UTR-DynaPro: a CNN–transformer multimodal language model for decoding 5′UTR regulatory mechanisms

How RNA’s Front End Shapes Life and Medicine

The instructions for building proteins in our cells are written in strands of messenger RNA, but not every part of that strand is read out as protein. A stretch at the very beginning, called the 5′ untranslated region, acts more like a control dial than a blueprint. Small changes there can dramatically alter how much protein is made, influencing everything from how well a vaccine works to whether a gene therapy delivers enough of a healing protein. This paper introduces a new artificial intelligence model, UTR-DynaPro, designed to read and interpret that control dial more accurately than previous methods.

The Quiet Control Zone Before the Code

Before the protein-coding part of an mRNA begins, the 5′ untranslated region (5′UTR) helps decide how efficiently protein will be produced.
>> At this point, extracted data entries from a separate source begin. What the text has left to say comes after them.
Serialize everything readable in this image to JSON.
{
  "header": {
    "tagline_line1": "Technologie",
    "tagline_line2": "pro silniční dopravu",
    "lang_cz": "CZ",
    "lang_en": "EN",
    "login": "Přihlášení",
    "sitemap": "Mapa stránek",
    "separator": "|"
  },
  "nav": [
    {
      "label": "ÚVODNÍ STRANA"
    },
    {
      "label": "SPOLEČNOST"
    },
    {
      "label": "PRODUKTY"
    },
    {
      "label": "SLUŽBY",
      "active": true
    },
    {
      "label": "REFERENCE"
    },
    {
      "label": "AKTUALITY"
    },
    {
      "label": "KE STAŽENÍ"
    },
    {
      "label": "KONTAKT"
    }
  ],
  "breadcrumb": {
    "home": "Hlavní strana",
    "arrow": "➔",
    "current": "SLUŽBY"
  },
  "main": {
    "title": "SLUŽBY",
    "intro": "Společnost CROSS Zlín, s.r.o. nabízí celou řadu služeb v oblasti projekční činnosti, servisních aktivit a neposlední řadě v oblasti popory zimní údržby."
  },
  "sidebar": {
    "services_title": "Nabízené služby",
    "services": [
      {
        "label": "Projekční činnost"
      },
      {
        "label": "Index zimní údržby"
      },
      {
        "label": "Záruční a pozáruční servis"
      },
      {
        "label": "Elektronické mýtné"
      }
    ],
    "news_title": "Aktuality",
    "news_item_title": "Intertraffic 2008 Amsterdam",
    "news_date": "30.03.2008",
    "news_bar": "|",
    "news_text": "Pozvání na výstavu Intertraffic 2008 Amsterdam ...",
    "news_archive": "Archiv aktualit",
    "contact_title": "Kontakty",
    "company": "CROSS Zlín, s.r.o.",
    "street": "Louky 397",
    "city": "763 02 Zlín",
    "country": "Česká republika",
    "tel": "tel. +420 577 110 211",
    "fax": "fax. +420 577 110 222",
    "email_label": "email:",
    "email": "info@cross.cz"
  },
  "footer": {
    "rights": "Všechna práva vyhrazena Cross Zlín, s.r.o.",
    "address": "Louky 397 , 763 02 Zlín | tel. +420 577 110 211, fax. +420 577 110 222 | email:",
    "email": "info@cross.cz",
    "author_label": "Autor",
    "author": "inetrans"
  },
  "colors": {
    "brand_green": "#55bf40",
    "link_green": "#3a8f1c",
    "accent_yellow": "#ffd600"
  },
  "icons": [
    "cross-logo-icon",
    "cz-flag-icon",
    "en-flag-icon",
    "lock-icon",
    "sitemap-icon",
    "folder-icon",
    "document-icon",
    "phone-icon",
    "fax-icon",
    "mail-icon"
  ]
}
Its sequence and structure affect whether the cell’s protein-making machines, the ribosomes, can latch on, scan along, and start work smoothly. Features such as the length of the region, the balance of A, U, G, and C letters, and the presence of small upstream start signals can either speed things up or slow them down. These effects matter in real-world settings: in mRNA vaccines, for example, a well-tuned 5′UTR can mean stronger immunity with smaller doses; in genetic diseases, a disruptive change there can sharply cut protein output even when the main gene code is intact.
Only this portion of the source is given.